Data:2009-12-12 2:34

Category: Money Tips Date: 2006-12-12



The last issue discussed in this column the short-term market performance card there is a big uncertainty, the bid-ask spread will lead to the C of E does not seem close to being stock rise or fall, in fact, implied volatility of the issuer has remained stable and out of the orders are follow the beat is stocks only in the middle of buying and selling of price changes, which are essentially driven by the market, so the performance warrants will be very erratic.

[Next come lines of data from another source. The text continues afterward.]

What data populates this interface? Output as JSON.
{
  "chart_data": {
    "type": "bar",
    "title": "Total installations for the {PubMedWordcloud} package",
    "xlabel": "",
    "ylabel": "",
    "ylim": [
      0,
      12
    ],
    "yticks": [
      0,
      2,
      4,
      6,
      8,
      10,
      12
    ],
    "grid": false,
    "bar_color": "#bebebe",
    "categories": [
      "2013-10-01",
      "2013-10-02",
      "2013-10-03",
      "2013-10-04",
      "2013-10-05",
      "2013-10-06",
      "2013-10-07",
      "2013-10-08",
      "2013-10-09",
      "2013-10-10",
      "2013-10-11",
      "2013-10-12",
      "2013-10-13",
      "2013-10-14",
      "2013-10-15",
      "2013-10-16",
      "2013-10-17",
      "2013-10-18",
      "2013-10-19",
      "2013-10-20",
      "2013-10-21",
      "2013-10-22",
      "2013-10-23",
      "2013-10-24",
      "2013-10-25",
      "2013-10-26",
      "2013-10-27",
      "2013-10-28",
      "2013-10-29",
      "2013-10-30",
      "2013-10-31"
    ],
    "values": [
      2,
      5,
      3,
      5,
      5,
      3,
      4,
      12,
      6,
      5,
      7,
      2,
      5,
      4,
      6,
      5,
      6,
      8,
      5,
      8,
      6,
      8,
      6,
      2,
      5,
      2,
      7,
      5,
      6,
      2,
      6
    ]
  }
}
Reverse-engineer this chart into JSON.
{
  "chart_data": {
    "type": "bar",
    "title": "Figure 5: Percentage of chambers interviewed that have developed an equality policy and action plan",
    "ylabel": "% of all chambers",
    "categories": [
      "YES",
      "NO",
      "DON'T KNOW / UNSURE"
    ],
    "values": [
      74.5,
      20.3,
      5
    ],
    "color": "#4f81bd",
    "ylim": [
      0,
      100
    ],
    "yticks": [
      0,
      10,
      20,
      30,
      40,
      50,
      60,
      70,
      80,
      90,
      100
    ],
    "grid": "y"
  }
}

In many cases, an active trading market for some short-term certificate, if the issuer does not look at the real location of orders, we could easily be mistaken warrant bid-ask spread is not large, so they buy at ease. The need to put goods in time, warrant trading has become dull, or even has no other market participants are willing to accept the goods, the larger bid-ask spread will emerge. Finally, they soon discovered they had a very high price to buy the warrants, now only dream of other people willing to take the high price of goods, or bear the pain stop-loss order to sell back to the issuer at a reasonable price.

Therefore, if we can be done its homework before they enter the market, for example, through a number of favorable market conditions, the first observation of the issuer's orders, where, or the first broker or directly to the warrant issuers queries can avoid these misunderstandings can from the bid-ask spread the cost of long budget. Permit investors to buy short-term, the majority is based on the following two reasons:

First, the greed of their premium is low, such as the warrant was posted price or prices in the short-term certificates (except for prices outside the card), usually a premium is also lower than the long period of warrants. Some investors are optimistic about short-term performance shares and plans to buy a warrant and hold to maturity, the premium has become one of the considerations, the sale price difference but not a problem, because they do not intend to open positions. However, a low premium does not mean less loss of time value, if no intention to hold to maturity, the premium of the reference value will not be high.

Second, the corruption of its high leverage. The actual short-term permit high leverage, unless they are deeply in-the-card. If you think there are stocks that will shortly be an explosive rally, buying more short-term warrants to win the high returns are also beyond reproach. If stocks are really sharp, short-term certificate of return can be very considerable loss of time value and the bid-ask spread, and so the cost will become insignificant.